The two methods are structurally equivalent. The diagram shows how each component maps to the other:
flowchart LR
subgraph CC["Method A — Claude Code + SKILL.md"]
direction TB
A1["SKILL.md
───────────────
Output specification
File read strategy
Quality checks
Self-verification steps"]
A2["Reference files
native disk access"]
A3["Task prompt"]
A4["Claude Code
── agentic execution ──
Read → Build → Verify"]
A5["✓ Deliverable .xlsx
self-verified"]
A1 --> A4
A2 --> A4
A3 --> A4
A4 --> A5
end
subgraph DW["Method B — ChatGPT 5.4 + Deskwork Kit"]
direction TB
B1["system_prompt.md
───────────────
Output specification
Reference file index
Quality rubric
Self-verification steps"]
B2["Reference files
uploaded as attachments"]
B3["Task prompt"]
B4["Code interpreter
── chat execution ──
Read → Build → Verify"]
B5["✓ Deliverable .xlsx
self-verified"]
B1 --> B4
B2 --> B4
B3 --> B4
B4 --> B5
end
A1 -. "same function" .- B1
A5 -. "comparable quality" .- B5
SKILL.md and system_prompt.md serve the same function: they make the output specification, reference file map, quality checks, and verification protocol explicit before execution begins. Claude Code reads SKILL.md natively; the Deskwork kit generates an equivalent system_prompt.md that any LLM can use via chat.
deskwork/
├── benchmarks/ # The proof
│ ├── tasks/ # GDPval task prompts + reference files
│ ├── claude-code/ # Claude Code + SKILL.md outputs
│ ├── gpt-5/ # ChatGPT 5.4 + Deskwork outputs
│ └── results/
│ ├── comparison-notes.md # Per-task scoring with rubric scorecard
│ └── summary.md # Cross-task findings
│
└── deskwork-kit/ # The product
├── README.md # How to use the kit
├── generate/
│ ├── builder-prompt.md # Paste this into any LLM to generate your workflow
│ └── example-session.md # Annotated walkthrough of a generation session
└── examples/ # Ready-to-use examples
├── music-tour-pl/
└── afc-audit-sampling/
See deskwork-kit/README.md for full instructions. The short version:
- Paste
deskwork-kit/generate/builder-prompt.mdinto any capable LLM - Upload your reference files and describe what you need to produce in 2–3 sentences
- Answer the LLM's clarifying questions — it generates a
system_prompt.mdfor your task - Open a new chat, paste the
system_prompt.md, upload your files, and ask for the deliverable
The generated system_prompt.md encodes your output spec, reference file map, quality rubric, and self-verification protocol — everything needed for consistent, correct output.
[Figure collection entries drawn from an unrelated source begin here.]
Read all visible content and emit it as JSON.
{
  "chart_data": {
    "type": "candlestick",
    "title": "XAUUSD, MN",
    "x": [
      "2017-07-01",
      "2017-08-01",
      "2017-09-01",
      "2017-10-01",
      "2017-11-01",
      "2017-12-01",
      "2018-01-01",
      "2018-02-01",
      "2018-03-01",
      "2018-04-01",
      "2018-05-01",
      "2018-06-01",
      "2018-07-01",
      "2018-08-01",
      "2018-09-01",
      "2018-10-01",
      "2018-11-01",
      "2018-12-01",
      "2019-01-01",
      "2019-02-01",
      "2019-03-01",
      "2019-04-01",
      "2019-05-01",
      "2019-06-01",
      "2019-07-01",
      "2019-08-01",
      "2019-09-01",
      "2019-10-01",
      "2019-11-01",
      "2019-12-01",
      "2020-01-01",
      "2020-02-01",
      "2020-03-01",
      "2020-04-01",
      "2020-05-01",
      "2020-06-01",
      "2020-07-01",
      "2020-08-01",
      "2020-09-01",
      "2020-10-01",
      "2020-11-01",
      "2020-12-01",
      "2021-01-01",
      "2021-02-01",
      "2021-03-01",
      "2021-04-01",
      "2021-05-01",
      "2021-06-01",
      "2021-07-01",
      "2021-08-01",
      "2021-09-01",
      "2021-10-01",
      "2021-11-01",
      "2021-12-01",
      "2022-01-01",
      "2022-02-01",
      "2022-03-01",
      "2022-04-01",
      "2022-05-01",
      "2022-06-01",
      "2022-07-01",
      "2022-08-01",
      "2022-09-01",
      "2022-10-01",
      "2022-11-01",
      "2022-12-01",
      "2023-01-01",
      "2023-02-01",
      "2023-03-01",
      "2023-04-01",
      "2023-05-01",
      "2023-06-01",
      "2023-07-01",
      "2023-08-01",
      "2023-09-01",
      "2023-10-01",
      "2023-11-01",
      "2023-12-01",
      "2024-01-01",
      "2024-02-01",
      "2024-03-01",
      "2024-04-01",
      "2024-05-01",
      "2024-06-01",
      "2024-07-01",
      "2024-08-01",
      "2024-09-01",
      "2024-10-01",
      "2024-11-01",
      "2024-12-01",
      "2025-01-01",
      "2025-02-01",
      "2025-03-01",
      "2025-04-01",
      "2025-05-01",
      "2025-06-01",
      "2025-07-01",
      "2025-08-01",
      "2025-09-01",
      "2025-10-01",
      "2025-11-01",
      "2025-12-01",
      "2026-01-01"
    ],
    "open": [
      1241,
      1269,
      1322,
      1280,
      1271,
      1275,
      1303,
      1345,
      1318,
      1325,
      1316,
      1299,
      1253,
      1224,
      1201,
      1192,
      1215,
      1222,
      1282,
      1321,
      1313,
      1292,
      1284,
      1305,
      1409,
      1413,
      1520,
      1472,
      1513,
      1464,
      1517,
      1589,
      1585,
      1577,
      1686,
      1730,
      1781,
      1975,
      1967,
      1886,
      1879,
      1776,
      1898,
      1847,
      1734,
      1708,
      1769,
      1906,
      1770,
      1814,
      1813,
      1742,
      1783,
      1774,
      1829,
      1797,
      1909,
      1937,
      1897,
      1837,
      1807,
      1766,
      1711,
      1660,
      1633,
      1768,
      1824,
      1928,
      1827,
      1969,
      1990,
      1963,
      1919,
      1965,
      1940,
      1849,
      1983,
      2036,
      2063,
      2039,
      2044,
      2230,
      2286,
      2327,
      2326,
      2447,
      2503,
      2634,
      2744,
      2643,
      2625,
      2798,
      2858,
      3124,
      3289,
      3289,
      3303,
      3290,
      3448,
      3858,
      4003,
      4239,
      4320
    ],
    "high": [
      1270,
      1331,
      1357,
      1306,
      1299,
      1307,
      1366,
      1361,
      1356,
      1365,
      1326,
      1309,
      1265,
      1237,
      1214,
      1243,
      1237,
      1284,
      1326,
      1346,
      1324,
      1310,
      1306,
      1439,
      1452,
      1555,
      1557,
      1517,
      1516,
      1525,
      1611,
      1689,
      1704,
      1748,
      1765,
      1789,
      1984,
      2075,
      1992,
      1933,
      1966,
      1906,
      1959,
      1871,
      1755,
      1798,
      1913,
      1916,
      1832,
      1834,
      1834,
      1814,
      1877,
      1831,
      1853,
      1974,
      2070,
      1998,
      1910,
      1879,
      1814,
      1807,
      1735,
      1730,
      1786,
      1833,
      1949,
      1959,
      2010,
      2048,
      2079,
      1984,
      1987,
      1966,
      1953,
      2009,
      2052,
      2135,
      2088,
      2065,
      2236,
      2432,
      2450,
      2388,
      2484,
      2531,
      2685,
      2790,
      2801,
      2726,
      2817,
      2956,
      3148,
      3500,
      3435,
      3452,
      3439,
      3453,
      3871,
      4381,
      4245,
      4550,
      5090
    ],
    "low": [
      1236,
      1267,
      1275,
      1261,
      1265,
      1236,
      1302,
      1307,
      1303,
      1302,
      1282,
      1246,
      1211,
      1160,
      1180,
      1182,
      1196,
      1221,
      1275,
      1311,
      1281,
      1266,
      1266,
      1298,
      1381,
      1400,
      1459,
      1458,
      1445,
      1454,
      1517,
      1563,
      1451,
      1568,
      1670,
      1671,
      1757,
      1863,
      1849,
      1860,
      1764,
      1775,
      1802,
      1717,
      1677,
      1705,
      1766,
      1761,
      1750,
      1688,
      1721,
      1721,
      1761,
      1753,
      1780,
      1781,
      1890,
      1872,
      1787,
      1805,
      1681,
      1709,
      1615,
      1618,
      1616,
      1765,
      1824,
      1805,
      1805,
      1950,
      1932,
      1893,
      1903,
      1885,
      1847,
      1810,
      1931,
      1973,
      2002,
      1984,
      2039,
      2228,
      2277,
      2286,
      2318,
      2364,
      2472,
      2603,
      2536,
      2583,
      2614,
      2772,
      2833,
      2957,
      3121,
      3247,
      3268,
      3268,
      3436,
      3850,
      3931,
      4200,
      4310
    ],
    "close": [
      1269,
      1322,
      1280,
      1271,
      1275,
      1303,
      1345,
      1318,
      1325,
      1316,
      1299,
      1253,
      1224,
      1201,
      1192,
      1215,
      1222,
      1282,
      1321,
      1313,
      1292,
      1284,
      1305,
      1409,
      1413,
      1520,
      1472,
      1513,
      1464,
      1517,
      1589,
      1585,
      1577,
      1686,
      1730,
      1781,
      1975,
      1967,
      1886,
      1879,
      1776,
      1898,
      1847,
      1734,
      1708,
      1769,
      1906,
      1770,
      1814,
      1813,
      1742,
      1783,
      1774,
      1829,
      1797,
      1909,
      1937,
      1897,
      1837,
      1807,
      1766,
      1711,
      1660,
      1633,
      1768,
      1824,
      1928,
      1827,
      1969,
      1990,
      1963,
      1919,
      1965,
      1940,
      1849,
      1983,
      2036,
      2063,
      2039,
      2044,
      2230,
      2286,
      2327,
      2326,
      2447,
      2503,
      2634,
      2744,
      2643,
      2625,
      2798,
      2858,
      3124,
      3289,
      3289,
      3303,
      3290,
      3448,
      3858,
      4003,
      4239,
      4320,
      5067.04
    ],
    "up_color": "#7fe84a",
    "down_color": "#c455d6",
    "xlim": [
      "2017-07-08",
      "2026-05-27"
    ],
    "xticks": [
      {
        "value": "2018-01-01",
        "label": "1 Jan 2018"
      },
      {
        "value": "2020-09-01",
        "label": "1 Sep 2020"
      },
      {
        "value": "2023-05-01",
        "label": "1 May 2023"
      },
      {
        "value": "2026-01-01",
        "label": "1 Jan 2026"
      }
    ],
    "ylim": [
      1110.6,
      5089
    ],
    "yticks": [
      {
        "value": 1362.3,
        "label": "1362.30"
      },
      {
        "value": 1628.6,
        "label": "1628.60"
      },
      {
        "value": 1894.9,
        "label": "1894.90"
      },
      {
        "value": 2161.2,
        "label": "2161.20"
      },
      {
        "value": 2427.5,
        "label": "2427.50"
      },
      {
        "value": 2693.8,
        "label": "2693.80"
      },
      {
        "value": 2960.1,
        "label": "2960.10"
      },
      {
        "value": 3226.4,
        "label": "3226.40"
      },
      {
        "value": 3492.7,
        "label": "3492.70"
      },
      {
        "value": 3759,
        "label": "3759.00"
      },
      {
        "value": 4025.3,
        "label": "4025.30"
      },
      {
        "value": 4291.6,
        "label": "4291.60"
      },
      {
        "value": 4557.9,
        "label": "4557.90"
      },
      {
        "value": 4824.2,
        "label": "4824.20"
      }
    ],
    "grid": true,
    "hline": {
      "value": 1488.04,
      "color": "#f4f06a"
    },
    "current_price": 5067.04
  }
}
Tasks are from GDPval (Patwardhan et al., OpenAI, 2025), a benchmark of 1,320 real-world professional tasks scored by domain experts averaging 14 years of experience. The three tasks used here are from the Accountants & Auditors occupation in the Professional/Scientific/Technical Services sector.
The GDPval paper's own finding: the dominant failure modes are instruction-following failures, failed file delivery, and lost context across multi-file inputs — not intelligence gaps. Deskwork directly addresses all three.